Emmy-Winning Filmmaker Shares Personal Documentary on Rape

Kelly St. John, reporter for the San Francisco Chronicle, will screen and discuss her 2002 Emmy-award winning documentary short, Forever Fourteen, on Tuesday, March 25, in the Hampton Room of the Malott Commons. St. John, a Scripps alumna, will be honored at a reception and dinner preceding the screening of her film; St. John will then remain for a discussion of her work. Reservations are required for the dinner and cocktail reception, which will begin at 5:30 p.m.; admission is $15.00 per person, and must be purchased in advance by calling (909) 607-7534. The film screening and discussion will begin at 7:00 p.m. and are free and open to the public; seating is limited and will be on a first-come, first-served basis.

Forever Fourteen is Kelly St. John’s chronicle of both her own abduction and rape at age 14 and the abduction, rape, and murder of 14-year-old Wendy Osborn the previous year. Like St. John, Osborn had been taken at knifepoint as she walked to school in a Southern California neighborhood. But unlike St. John, who was released by her captor, Osborn’s body was found 10 days after her abduction, sexually assaulted and strangled.

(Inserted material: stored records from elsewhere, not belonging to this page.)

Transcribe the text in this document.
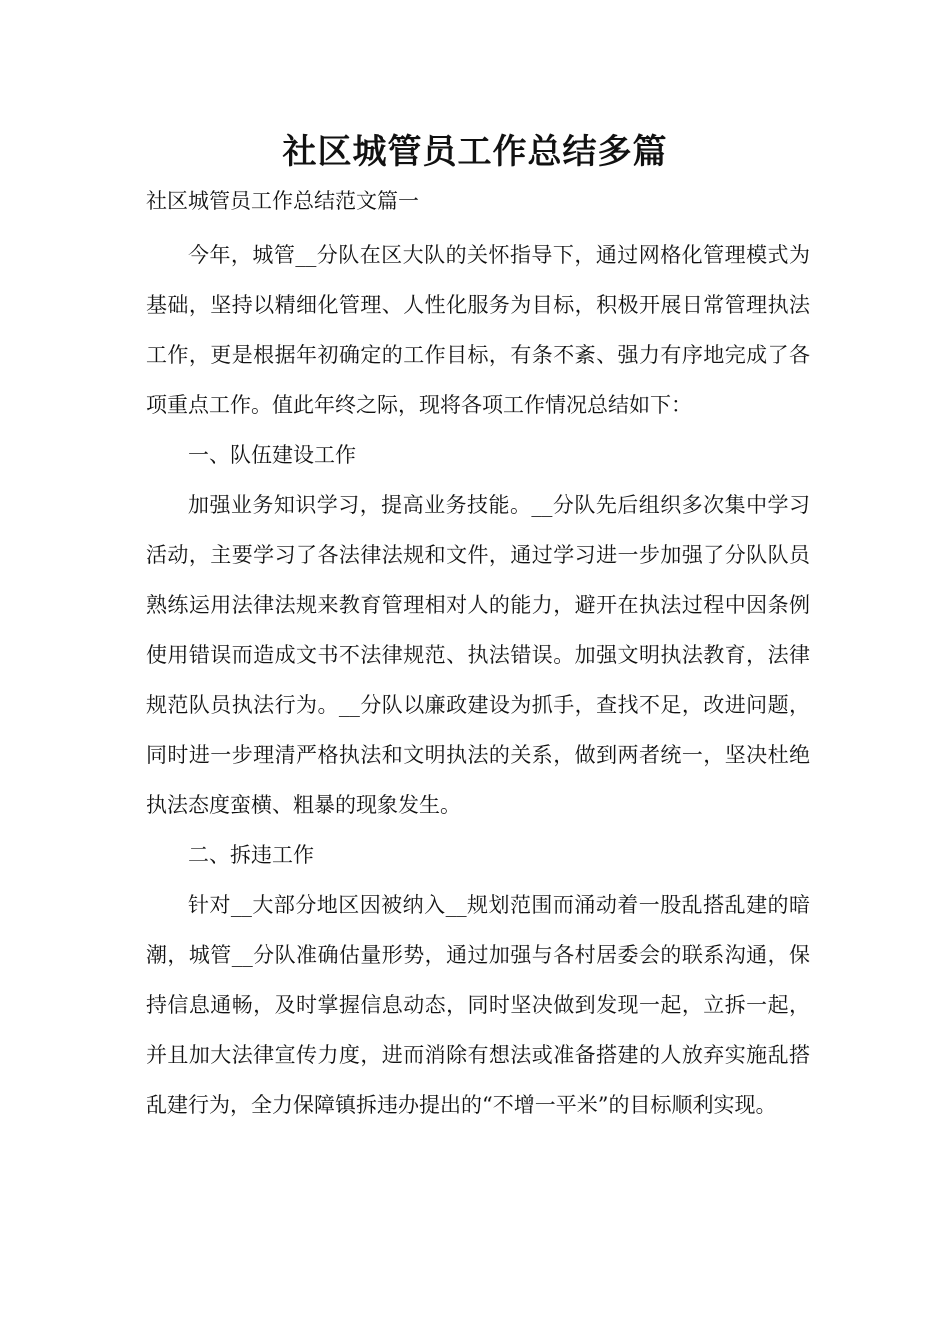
社区城管员工作总结多篇
社区城管员工作总结范文篇一

今年，城管__分队在区大队的关怀指导下，通过网格化管理模式为基础，坚持以精细化管理、人性化服务为目标，积极开展日常管理执法工作，更是根据年初确定的工作目标，有条不紊、强力有序地完成了各项重点工作。值此年终之际，现将各项工作情况总结如下：

一、队伍建设工作

加强业务知识学习，提高业务技能。__分队先后组织多次集中学习活动，主要学习了各法律法规和文件，通过学习进一步加强了分队队员熟练运用法律法规来教育管理相对人的能力，避开在执法过程中因条例使用错误而造成文书不法律规范、执法错误。加强文明执法教育，法律规范队员执法行为。__分队以廉政建设为抓手，查找不足，改进问题，同时进一步理清严格执法和文明执法的关系，做到两者统一，坚决杜绝执法态度蛮横、粗暴的现象发生。

二、拆违工作

针对__大部分地区因被纳入__规划范围而涌动着一股乱搭乱建的暗潮，城管__分队准确估量形势，通过加强与各村居委会的联系沟通，保持信息通畅，及时掌握信息动态，同时坚决做到发现一起，立拆一起，并且加大法律宣传力度，进而消除有想法或准备搭建的人放弃实施乱搭乱建行为，全力保障镇拆违办提出的“不增一平米”的目标顺利实现。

St. John’s rapist, Raymond Barthlett, was eventually captured, convicted, and sentenced to 20 years in prison. Osborn’s case remained unsolved for seven years until DNA testing provided investigators with the conclusive proof they needed: semen found in Wendy’s body matched that of Barthlett. With this new evidence and a quick trial, Barthlett’s 20-year sentence was increased to a life sentence.

Kelly St. John made the 23-minute film while she was a student at the University of California, Berkeley, Graduate School of Journalism. In addition to the 2002 Emmy, the film, which St. John completed in June 2000, earned a student Emmy award and was featured at the 2001 Cannes Film Festival.